A short service was also held beside a statue of Lennon on Liverpool's Mathew Street, where the Beatles played early in their career at the Cavern Club.
Lennon's songwriting partner, Paul McCartney, told the British Broadcasting Corp. that Lennon was "one of the great men of the 20th century . . . I will always feel some kind of link with John."
In New York, locals and tourists stood side-by-side near the Lennon-inspired Central Park mosaic. One man played Beatles' music on an acoustic guitar, as visitors piled off tour buses to stop at Strawberry Fields. They brought flowers, candles and bittersweet memories.
"He entered people's hearts, and made us softer toward each other," said Cummings Dass, 65, who came to Manhattan from Trinidad for the anniversary. "When he died, a part of the music died with him."
If Lennon were alive, he would have turned 65 in October.
Across the street at the Dakota, the apartment house where Lennon was killed, fans walked respectfully past police and security guards. Traditionally, Ono lights a candle in her apartment window in the evening as a show of solidarity with the crowd gathered in the park.
Lennon, who had turned 40 just two months earlier, was returning with Ono from a recording studio when he was gunned down at about 10:50 p.m., the time that a moment of silence was planned in Central Park.
A second moment of silence was planned for 11:15 p.m., the approximate time of Lennon's death. City officials planned to close the park at 1 a.m., as they have for several years over the objection of fans who want an all-night vigil.

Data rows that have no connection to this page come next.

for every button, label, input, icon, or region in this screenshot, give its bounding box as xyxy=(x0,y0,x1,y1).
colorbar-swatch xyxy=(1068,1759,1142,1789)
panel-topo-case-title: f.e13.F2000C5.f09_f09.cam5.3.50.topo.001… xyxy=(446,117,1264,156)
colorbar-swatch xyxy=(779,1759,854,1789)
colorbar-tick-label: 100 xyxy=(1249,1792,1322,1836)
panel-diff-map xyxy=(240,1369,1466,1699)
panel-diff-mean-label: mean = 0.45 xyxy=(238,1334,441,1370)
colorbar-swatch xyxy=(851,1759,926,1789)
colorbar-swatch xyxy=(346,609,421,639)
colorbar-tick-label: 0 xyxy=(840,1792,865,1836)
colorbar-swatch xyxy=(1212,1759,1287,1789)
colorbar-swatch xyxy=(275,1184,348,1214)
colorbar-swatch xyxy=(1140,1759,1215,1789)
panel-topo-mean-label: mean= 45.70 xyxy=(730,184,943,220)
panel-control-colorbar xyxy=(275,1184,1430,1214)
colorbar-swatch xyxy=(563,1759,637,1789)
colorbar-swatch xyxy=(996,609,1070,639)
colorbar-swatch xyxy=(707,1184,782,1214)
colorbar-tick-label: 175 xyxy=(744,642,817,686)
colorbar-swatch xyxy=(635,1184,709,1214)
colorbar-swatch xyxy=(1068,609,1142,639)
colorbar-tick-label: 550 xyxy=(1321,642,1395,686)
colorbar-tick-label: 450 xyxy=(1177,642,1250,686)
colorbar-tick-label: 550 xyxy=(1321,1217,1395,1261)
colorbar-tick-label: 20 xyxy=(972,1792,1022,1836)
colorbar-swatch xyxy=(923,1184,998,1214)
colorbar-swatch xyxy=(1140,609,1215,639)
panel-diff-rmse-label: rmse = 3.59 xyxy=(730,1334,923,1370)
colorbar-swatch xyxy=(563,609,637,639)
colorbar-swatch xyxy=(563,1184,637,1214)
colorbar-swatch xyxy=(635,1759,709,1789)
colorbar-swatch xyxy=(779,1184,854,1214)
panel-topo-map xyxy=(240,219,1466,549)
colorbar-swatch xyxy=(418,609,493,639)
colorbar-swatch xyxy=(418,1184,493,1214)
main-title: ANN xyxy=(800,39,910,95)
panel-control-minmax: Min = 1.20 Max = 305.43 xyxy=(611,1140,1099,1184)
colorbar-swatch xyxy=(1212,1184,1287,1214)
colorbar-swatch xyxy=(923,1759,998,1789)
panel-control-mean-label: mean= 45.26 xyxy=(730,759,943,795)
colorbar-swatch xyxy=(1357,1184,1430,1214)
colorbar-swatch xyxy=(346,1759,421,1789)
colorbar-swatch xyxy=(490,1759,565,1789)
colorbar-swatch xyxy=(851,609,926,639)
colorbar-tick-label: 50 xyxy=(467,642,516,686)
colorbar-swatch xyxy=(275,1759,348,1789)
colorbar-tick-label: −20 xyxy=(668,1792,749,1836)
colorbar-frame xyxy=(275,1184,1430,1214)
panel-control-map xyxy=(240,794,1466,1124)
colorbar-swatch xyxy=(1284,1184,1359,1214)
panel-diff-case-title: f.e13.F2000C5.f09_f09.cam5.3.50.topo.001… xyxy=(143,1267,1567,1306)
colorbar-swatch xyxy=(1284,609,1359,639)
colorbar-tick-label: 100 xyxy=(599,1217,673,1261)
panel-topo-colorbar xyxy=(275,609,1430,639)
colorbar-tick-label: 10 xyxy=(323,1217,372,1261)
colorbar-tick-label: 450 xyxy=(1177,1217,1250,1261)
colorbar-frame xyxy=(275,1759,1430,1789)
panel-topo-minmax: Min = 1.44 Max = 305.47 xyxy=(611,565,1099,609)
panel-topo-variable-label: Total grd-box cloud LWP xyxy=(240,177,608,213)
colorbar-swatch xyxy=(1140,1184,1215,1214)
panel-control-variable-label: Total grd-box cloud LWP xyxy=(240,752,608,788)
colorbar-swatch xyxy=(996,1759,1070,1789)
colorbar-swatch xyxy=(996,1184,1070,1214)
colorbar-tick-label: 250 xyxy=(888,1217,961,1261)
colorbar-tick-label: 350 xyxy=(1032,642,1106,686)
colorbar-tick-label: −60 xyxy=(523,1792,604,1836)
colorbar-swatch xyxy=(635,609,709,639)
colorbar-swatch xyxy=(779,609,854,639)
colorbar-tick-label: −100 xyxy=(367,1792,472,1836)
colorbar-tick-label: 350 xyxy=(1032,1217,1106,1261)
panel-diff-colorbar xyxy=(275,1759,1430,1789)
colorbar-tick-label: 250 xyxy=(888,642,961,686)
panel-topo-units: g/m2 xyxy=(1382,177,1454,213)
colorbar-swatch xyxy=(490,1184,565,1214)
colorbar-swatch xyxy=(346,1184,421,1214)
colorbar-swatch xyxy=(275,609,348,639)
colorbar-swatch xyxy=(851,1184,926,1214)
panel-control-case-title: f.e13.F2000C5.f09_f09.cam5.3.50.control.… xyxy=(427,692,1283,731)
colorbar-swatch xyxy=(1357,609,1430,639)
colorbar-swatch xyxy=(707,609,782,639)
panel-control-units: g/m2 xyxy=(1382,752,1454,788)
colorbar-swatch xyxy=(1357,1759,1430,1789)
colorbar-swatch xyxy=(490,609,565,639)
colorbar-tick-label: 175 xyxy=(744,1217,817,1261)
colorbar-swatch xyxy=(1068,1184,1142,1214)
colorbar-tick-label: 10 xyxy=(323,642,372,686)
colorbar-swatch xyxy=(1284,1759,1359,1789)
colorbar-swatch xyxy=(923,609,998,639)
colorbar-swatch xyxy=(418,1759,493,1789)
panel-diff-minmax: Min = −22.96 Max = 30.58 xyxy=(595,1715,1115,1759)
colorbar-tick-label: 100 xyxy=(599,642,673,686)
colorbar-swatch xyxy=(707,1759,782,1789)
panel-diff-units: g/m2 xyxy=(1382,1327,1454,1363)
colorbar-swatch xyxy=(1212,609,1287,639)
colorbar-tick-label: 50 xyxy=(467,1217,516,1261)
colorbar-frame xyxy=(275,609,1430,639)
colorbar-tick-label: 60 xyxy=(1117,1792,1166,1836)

Lennon's killer, Mark David Chapman, comes up for parole next year. His bids for freedom have already been rejected three times.
For Sarah Koflan, 16, of Bernardston, Mass., her Thursday trip to Central Park was as close as she would ever get to Lennon. Although born nearly a decade after his death, the teen still considers Lennon a role model.
"John Lennon is my hero," she said. "He's the coolest guy. . . . Just being here today, with everyone who loves him, is awesome. It's a beautiful feeling."